Estate planning matters: Why you must have a will

Many people think that estate planning is for the wealthy or those who are fast approaching retirement. In some cultures, it’s even taboo to speak of when you will no longer be around, but in fact it’s an empowering rite of passage that protects you and those who matter to you. Once you appreciate the benefits of estate planning, you’ll no doubt agree that you should consider it now, rather than later.

Estate planning is more than just signing a will. It’s a process to make sure that your assets are managed correctly and will be shared fairly among the people you care for, after your outstanding financial commitments have been settled. Your estate refers to all assets that have financial value, like property, cars, investments and your personal belongings.

Do you need a will?

Yes. A last will and testament is one of the most important documents you’ll ever sign. If you’re over the age of 16, you’re eligible to create a will and detail how you’d like your belongings to be distributed. It allows your family to grieve without worrying about the division of your estate, which can sometimes lead to ugly feuds. Your will allows you to have the final say on everything from how your funeral should be conducted to the distribution of your assets.

You can craft your will to:

  • protect the inheritance of an heir by way of a testamentary trust,
  • nominate a guardian for any of your children under 18 years of age,
  • nominate an executor or executors to attend to the administration of your estate according to your will, and
  • nominate a trustee or trustees to be responsible for administering any trusts on behalf of the beneficiaries according to a legal agreement.

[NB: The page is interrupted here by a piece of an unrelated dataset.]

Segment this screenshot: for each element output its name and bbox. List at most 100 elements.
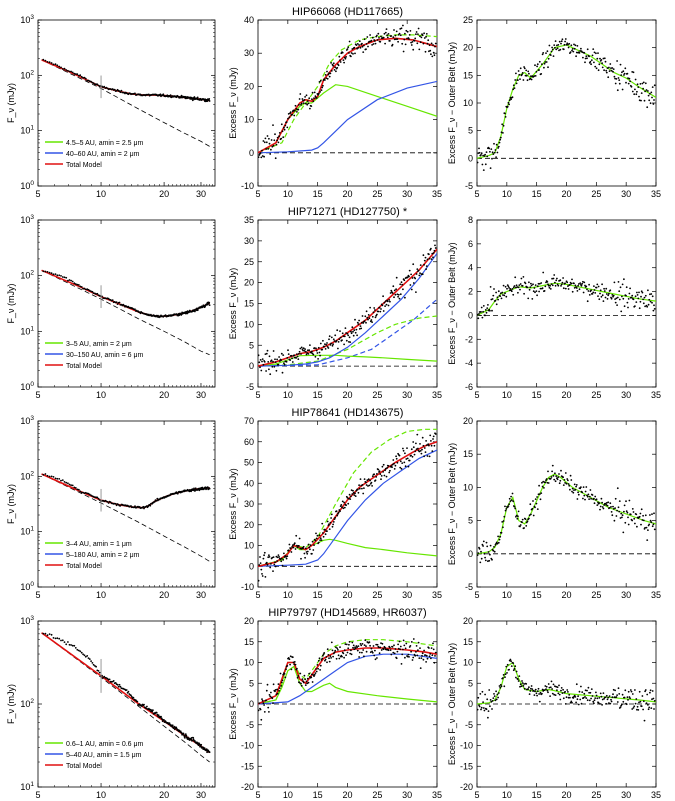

A will does not override the beneficiary nominations on policies like life insurance, investments and retirement annuities. Choose these beneficiaries and the beneficiaries of the rest of your estate carefully, to include all those you want to be taken care of in the event of your death.


Dying without a will, called dying intestate, can be traumatic for those you leave behind


Estate planning is not a one-and-done exercise. It requires you to take stock of your life regularly and stipulate any changes to your wishes. After major life events like a break-up with a long-term partner or the death of a relative, you should reassess the beneficiaries named in your will and your insurance policies and make changes where necessary.

What are the costs of creating a will?

Most financial service providers and attorneys will be happy to draft your will in accordance with your wishes for free, on condition that they are named the executors of your estate, which allows them to claim a percentage of the estate as a fee. Nedbank offers will drafting and safe custody services for all clients, and Nedgroup Trust will execute the estate so your loved ones can mourn your passing without the anxiety of administration and red tape.

Of course, you can also get an expert to draft your will and name an executor of your choosing, but in that case, you will generally pay a fee.

The advantage of having your will drafted by a professional is the expertise they bring to the process, even while you’re still alive. By managing your assets optimally across a variety of financial instruments, for example, your financial adviser can structure your estate legally to reduce the tax owed upon your death and leave more for your heirs. And because our estate planning consultants are experts in this area, they know exactly what steps to take when executing a will and completing the paperwork.

What happens if you die without a will?

Dying without a will, called dying intestate, can be traumatic for those you leave behind. Your estate will be administered according to the Intestate Succession Act 81 of 1987. It will be divided among your surviving spouse (if you were married), your children, parents and siblings according to a set formula and in a specific order of preference.

According to the law, your surviving spouse may rank higher in the order of preference than your parents or your children. This is another strong motivation to make a will. If you wish to leave specific items or amounts to loved ones or organisations, your will should name these bequests explicitly.